1 ... sample, 2 ... substrate, 3 ... insulating film, 4 ... insulating foreign matter, 5
... conductive film, 6 ... ion beam, 7 ... stage, 8 ... electric connection means, 9 ... electron beam, 10 ... Auger electron.

Claims (8)

[Claims] An electron spectroscopy is performed in a state where a surface of an insulating analysis portion of a sample is exposed, a conductive film is formed around the analysis portion, and the conductive film is connected to a ground potential. Electron spectroscopy. 2. A conductive film is formed on a region including an analysis portion on an insulating film of a sample, and the conductive film of the analysis portion is selectively removed to expose a surface of the analysis portion.
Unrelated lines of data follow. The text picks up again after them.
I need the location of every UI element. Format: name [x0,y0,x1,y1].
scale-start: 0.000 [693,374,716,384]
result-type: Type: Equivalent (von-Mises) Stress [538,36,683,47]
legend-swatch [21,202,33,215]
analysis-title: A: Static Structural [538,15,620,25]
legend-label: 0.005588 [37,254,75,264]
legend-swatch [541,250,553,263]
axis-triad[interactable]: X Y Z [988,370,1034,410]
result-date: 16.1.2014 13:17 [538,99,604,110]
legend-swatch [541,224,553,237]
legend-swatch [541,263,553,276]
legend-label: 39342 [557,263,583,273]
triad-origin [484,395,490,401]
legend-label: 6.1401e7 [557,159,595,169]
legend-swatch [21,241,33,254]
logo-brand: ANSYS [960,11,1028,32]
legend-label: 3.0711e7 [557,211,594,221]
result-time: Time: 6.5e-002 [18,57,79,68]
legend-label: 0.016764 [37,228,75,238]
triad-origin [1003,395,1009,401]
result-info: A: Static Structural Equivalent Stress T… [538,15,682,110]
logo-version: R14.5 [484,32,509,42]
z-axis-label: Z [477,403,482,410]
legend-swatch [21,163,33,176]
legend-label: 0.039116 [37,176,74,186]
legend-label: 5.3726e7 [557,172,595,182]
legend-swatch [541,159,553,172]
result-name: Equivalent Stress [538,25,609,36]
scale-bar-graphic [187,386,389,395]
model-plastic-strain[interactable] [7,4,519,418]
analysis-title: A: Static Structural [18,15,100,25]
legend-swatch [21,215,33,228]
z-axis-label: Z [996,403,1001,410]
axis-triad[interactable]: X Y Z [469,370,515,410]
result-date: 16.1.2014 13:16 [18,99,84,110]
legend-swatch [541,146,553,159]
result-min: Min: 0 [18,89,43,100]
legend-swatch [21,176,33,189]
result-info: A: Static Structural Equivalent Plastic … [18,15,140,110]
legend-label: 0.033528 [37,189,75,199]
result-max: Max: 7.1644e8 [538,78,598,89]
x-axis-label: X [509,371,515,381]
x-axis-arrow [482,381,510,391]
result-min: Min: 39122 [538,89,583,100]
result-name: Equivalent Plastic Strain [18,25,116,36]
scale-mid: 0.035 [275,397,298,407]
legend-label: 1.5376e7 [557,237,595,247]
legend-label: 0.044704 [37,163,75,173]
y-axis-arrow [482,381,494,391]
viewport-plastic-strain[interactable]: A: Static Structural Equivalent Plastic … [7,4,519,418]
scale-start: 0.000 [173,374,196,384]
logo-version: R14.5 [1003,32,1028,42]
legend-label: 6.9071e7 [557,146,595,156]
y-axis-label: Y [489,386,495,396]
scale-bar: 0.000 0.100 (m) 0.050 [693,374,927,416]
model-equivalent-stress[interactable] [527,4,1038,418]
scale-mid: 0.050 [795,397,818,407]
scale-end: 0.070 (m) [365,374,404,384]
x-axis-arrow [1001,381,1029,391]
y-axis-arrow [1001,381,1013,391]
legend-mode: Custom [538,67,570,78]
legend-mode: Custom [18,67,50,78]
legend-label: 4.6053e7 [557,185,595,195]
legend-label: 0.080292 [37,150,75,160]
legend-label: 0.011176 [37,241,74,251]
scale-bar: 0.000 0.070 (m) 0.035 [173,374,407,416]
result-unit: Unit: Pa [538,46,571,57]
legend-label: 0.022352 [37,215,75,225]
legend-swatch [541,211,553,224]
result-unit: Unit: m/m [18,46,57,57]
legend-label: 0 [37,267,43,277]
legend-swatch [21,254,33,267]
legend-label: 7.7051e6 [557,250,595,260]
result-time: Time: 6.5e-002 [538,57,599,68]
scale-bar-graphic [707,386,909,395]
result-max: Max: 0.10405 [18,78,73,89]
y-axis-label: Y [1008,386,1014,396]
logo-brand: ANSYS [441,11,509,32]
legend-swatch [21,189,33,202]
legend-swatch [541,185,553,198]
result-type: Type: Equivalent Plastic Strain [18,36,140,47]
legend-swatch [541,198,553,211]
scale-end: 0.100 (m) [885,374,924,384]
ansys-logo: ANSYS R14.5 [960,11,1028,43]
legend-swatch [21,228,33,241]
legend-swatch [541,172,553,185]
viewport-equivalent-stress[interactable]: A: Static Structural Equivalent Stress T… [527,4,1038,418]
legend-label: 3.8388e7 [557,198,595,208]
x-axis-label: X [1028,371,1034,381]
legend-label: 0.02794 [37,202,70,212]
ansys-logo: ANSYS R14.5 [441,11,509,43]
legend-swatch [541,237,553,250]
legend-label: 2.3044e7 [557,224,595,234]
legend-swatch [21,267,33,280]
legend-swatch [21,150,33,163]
An electron spectroscopy method, wherein is connected to a ground potential and electron spectroscopy is performed. 3. An electron spectroscopic analysis method according to claim 1, wherein said conductive film is formed by a sputtering method or a vacuum evaporation method. 4. The method according to claim 1, wherein the conductive film is a carbon film, a platinum film, a chromium film, a molybdenum film, or an aluminum film. 5. The electron spectroscopic analysis method according to claim 2, wherein the selective removal of the conductive film of the analysis section is performed by selectively irradiating the analysis section with an ion beam. . 6. When selectively removing the conductive film of the analysis section, the conductive ion beam is selectively irradiated to the analysis section to remove the conductive film, and conductive ions are deposited on a surface region of the analysis section. 3. The method according to claim 2, wherein the method is performed. 7. The method according to claim 6, wherein said conductive ion is gallium. 8. The method according to claim 1, wherein the sample is a liquid crystal display substrate.